Oh ok, it just hit me it makes perfect sense. I wasn't thinking hard enough about the actual definition of order. Thank you both for your help.
 Recognitions: Homework Help Science Advisor let f:G-->G be an automorphism of G. if x has order n, prove f(x) also has order n.
 But in order to demonstrate that b . b^-1 is an automorphism, you would be basically doing the very proof shown above though?
 Recognitions: Homework Help Science Advisor doing, and understanding WHAT you are doing, are two different things.
 I can show $$(bab^{-1})^n = ba^nb^{-1}$$ But how does this show the orders are equal? Any help would be great please!
 Recognitions: Homework Help Science Advisor If n is the order of a, what is $ba^nb^{-1}$ ?

 Quote by matt grime If n is the order of a, what is $ba^nb^{-1}$ ?
are you asking what the order of $ba^nb^{-1}$ is?
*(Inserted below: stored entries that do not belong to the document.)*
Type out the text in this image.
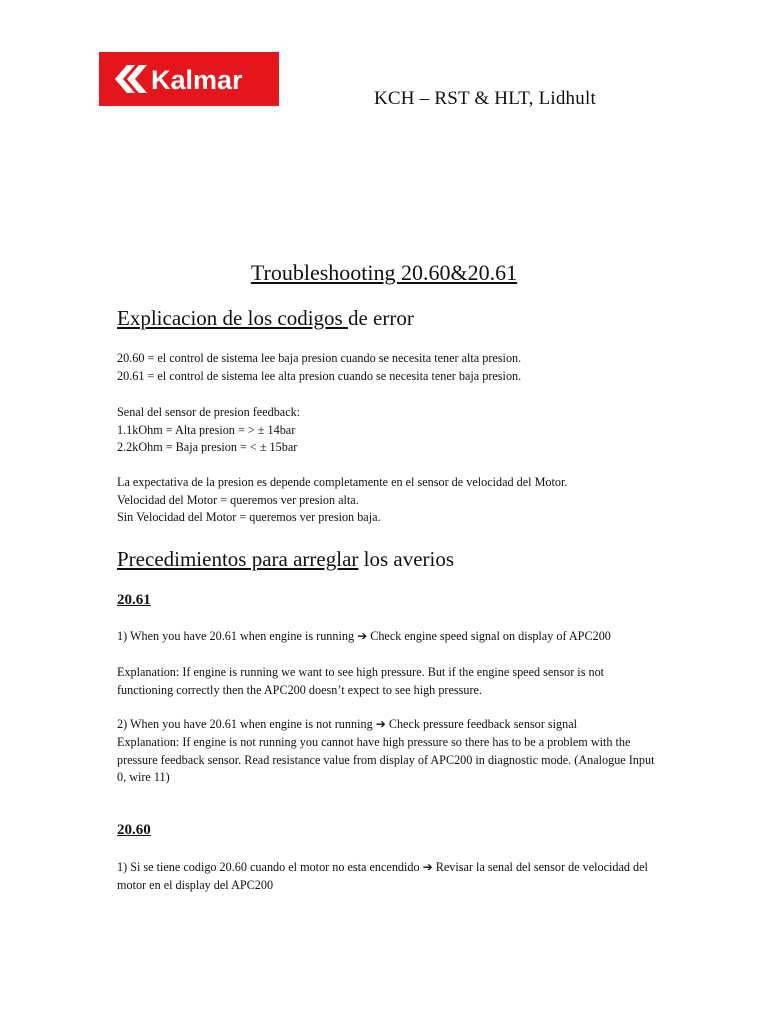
Kalmar
KCH – RST & HLT, Lidhult
Troubleshooting 20.60&20.61
Explicacion de los codigos de error
20.60 = el control de sistema lee baja presion cuando se necesita tener alta presion.
20.61 = el control de sistema lee alta presion cuando se necesita tener baja presion.
Senal del sensor de presion feedback:
1.1kOhm = Alta presion = > ± 14bar
2.2kOhm = Baja presion = < ± 15bar
La expectativa de la presion es depende completamente en el sensor de velocidad del Motor.
Velocidad del Motor = queremos ver presion alta.
Sin Velocidad del Motor = queremos ver presion baja.
Precedimientos para arreglar los averios
20.61
1) When you have 20.61 when engine is running ➔ Check engine speed signal on display of APC200
Explanation: If engine is running we want to see high pressure. But if the engine speed sensor is not functioning correctly then the APC200 doesn’t expect to see high pressure.
2) When you have 20.61 when engine is not running ➔ Check pressure feedback sensor signal
Explanation: If engine is not running you cannot have high pressure so there has to be a problem with the pressure feedback sensor. Read resistance value from display of APC200 in diagnostic mode. (Analogue Input 0, wire 11)
20.60
1) Si se tiene codigo 20.60 cuando el motor no esta encendido ➔ Revisar la senal del sensor de velocidad del motor en el display del APC200
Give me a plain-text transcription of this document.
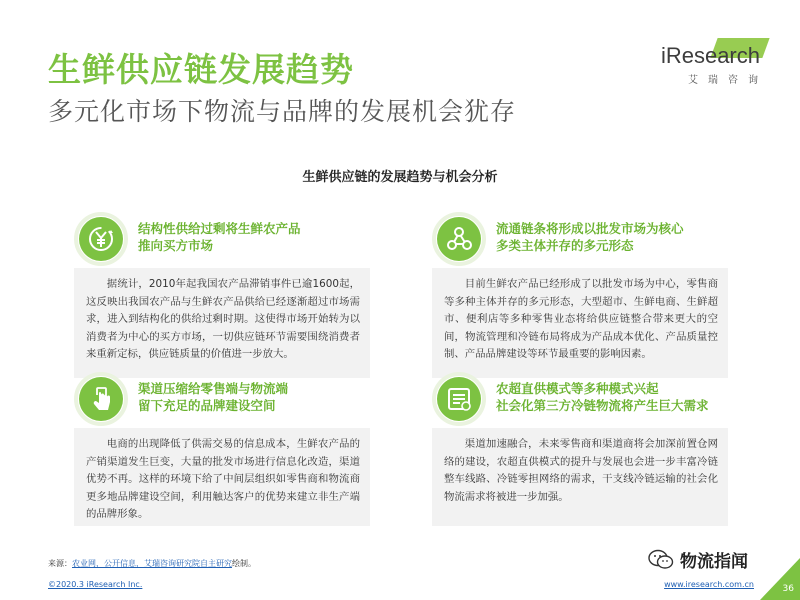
生鲜供应链发展趋势
多元化市场下物流与品牌的发展机会犹存
iResearch
艾瑞咨询
生鲜供应链的发展趋势与机会分析

结构性供给过剩将生鲜农产品
推向买方市场

据统计，2010年起我国农产品滞销事件已逾1600起，这反映出我国农产品与生鲜农产品供给已经逐渐超过市场需求，进入到结构化的供给过剩时期。这使得市场开始转为以消费者为中心的买方市场，一切供应链环节需要围绕消费者来重新定标，供应链质量的价值进一步放大。

流通链条将形成以批发市场为核心
多类主体并存的多元形态

目前生鲜农产品已经形成了以批发市场为中心，零售商等多种主体并存的多元形态，大型超市、生鲜电商、生鲜超市、便利店等多种零售业态将给供应链整合带来更大的空间，物流管理和冷链布局将成为产品成本优化、产品质量控制、产品品牌建设等环节最重要的影响因素。

渠道压缩给零售端与物流端
留下充足的品牌建设空间

电商的出现降低了供需交易的信息成本，生鲜农产品的产销渠道发生巨变，大量的批发市场进行信息化改造，渠道优势不再。这样的环境下给了中间层组织如零售商和物流商更多地品牌建设空间，利用触达客户的优势来建立非生产端的品牌形象。

农超直供模式等多种模式兴起
社会化第三方冷链物流将产生巨大需求

渠道加速融合，未来零售商和渠道商将会加深前置仓网络的建设，农超直供模式的提升与发展也会进一步丰富冷链整车线路、冷链零担网络的需求，干支线冷链运输的社会化物流需求将被进一步加强。
来源：农业网，公开信息，艾瑞咨询研究院自主研究绘制。	物流指闻
©2020.3 iResearch Inc.	www.iresearch.com.cn	36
Woudl I be right in saying that it's n, because no matter what n is the b and b^-1 stay the same?
 Is there some sort of theorem for the order of a composition of more than one element?

Recognitions:
Homework Help
 Quote by Firepanda are you asking what the order of $ba^nb^{-1}$ is?

No, I'm asking you what it is. Let me try to make it even more clear: if n is the order of a, what is a^n? Now, what is ba^nb^-1?

 Quote by matt grime No, I'm asking you what it is. Let me try to make it even more clear: if n is the order of a, what is a^n? Now, what is ba^nb^-1?
Ah i gotcha! Kk it all made sense now.

Would you be able to help me here also? :

is saying $$(ab)^{x} = 1.$$ the same as saying $$(ab)^{x} = e$$?